Scientists, being scientists, have researched (and are still investigating) this NCD. In terms of a definition, they have differentiated two types of Diabetes – one called D. insipidus (D.I) and the other D. mellitus (D.M).
The first one (D.I) has to do with the animal’s inability to adequately concentrate urine, because of an insufficient secretion of a special hormone. This D.I affects dogs (and cats) with no particular breed/sex/age predisposition.
The signs would predominantly be:
* Frequent urination
* Frequent exhibition of thirst
* Disorientation
* Incoordination of movement
* Seizures

Diabetes mellitus (D.M)
This is more complex manifestation of Diabetes – so much so that definition of D.M is itself complicated. Some scientists see D.M as a complex syndrome identified by the presence of too much sugar in the blood stream.

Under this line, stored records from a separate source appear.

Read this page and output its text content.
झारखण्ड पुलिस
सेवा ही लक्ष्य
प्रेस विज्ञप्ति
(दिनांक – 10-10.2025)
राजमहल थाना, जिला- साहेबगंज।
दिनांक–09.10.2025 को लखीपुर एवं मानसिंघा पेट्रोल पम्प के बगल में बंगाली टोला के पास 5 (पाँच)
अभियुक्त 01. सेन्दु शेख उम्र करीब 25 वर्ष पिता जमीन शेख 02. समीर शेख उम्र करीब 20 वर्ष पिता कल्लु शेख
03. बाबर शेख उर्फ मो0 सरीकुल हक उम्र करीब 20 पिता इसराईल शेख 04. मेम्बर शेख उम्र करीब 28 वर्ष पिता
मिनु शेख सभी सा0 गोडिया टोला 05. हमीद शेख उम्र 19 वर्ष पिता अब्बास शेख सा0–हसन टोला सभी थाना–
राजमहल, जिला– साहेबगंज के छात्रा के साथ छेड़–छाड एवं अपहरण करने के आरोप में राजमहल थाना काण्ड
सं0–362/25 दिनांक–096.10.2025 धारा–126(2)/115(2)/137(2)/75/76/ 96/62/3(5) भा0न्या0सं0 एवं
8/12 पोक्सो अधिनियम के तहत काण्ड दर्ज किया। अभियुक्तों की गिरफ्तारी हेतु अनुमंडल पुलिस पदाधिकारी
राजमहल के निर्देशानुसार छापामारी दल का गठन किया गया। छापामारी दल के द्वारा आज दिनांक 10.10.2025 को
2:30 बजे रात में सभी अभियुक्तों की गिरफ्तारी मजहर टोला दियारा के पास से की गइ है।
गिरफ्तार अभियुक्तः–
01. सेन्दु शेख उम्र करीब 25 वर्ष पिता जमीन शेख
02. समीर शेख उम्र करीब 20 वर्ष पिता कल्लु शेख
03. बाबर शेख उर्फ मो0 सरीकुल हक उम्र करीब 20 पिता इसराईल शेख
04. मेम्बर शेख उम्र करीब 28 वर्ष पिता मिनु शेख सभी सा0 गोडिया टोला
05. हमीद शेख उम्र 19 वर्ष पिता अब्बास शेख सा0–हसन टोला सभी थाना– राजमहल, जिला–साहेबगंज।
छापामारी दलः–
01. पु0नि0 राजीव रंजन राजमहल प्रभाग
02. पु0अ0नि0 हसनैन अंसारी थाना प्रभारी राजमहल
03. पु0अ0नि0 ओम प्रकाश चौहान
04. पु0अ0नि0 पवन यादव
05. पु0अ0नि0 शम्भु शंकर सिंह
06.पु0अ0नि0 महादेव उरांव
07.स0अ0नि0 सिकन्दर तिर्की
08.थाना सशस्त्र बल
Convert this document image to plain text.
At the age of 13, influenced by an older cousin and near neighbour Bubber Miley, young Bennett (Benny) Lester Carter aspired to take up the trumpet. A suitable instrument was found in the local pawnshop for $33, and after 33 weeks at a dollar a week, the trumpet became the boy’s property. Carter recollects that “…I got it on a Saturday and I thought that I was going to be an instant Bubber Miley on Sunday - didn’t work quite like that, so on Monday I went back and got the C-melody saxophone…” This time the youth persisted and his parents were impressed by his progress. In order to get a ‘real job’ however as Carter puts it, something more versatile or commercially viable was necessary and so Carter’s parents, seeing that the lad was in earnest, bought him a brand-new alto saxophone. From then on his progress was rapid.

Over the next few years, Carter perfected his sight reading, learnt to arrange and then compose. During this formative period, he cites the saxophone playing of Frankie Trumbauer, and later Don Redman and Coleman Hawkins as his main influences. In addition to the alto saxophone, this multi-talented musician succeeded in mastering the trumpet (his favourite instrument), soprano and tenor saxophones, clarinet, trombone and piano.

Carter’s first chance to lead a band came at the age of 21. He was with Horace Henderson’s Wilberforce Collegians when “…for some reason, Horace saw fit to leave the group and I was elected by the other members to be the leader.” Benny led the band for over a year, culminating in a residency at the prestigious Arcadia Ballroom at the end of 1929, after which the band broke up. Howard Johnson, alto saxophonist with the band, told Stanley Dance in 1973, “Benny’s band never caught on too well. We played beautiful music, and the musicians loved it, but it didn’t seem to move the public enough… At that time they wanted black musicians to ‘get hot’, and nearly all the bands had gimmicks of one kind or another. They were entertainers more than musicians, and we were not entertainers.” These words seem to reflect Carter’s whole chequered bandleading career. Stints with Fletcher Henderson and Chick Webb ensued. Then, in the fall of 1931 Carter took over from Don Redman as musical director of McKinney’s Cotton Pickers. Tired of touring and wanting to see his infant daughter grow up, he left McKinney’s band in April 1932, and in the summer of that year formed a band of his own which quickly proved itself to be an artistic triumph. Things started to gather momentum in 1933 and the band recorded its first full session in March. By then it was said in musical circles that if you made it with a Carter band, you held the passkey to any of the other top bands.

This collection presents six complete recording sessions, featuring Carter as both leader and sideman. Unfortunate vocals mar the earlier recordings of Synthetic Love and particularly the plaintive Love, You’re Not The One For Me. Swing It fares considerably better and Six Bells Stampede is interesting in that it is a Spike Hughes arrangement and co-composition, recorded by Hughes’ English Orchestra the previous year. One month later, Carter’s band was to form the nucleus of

Other researchers argue that D.M must not be seen as one disease, but rather as a result of one or more primary disease processes.
For the Veterinary Clinician, it would (in practical terms) be better to recognise that many factors can play a role in the development of D.M – including the patient’s genetic background (i.e. breeds like Terriers, Miniature Schnauzers, and to a lesser extent Boxers and German Shepherds) – and take it from there.
This means that the treatment protocols would differ if the animal is suffering from either, or a combination of (i) variation in the level and availability of Insulin (the hormone that regulates sugar levels in the blood stream) in the body; and (ii) the actual high levels of sugar in the blood because the pancreas (that organ which produces the hormone Insulin) is malfunctioning.

Symptoms
– Increased frequency of urination, and thirst.
– Vision impairment (dogs);
– Gait changes (cats).
– Listlessness.
– Loss of appetite. Sometimes the dog does eat well, but yet loses weight (emaciation). In some cases, the dog becomes obese.
– Vomiting.
N.B:
* Breath smells sweetish, like nail polish remover.
* The caregiver must be prepared to answer questions related to (i) medication(s) given to the animal prior to the visit to the Vet’s Clinic (ii) any other ailments that the animal might have suffered recently or over the past year.

Treatment
Home “remedies” administered by the caregiver may not be appropriate or helpful in the treatment of DM.
Dietary controls and daily injections of Insulin can help, but I must mention that the amount of Insulin to be administered (dosage) cannot be easily predicted (definitely not solely on the basis of weight). It must be established for each individual. The dog would have to be hospitalised so as to determine accurately its daily insulin requirement. After the dosage rate is established, the patient can be sent home. Veterinary and domestic monitoring will follow.
Oral Insulin substitutes (such as those used for humans) have been relatively unsuccessful in treating diabetic dogs.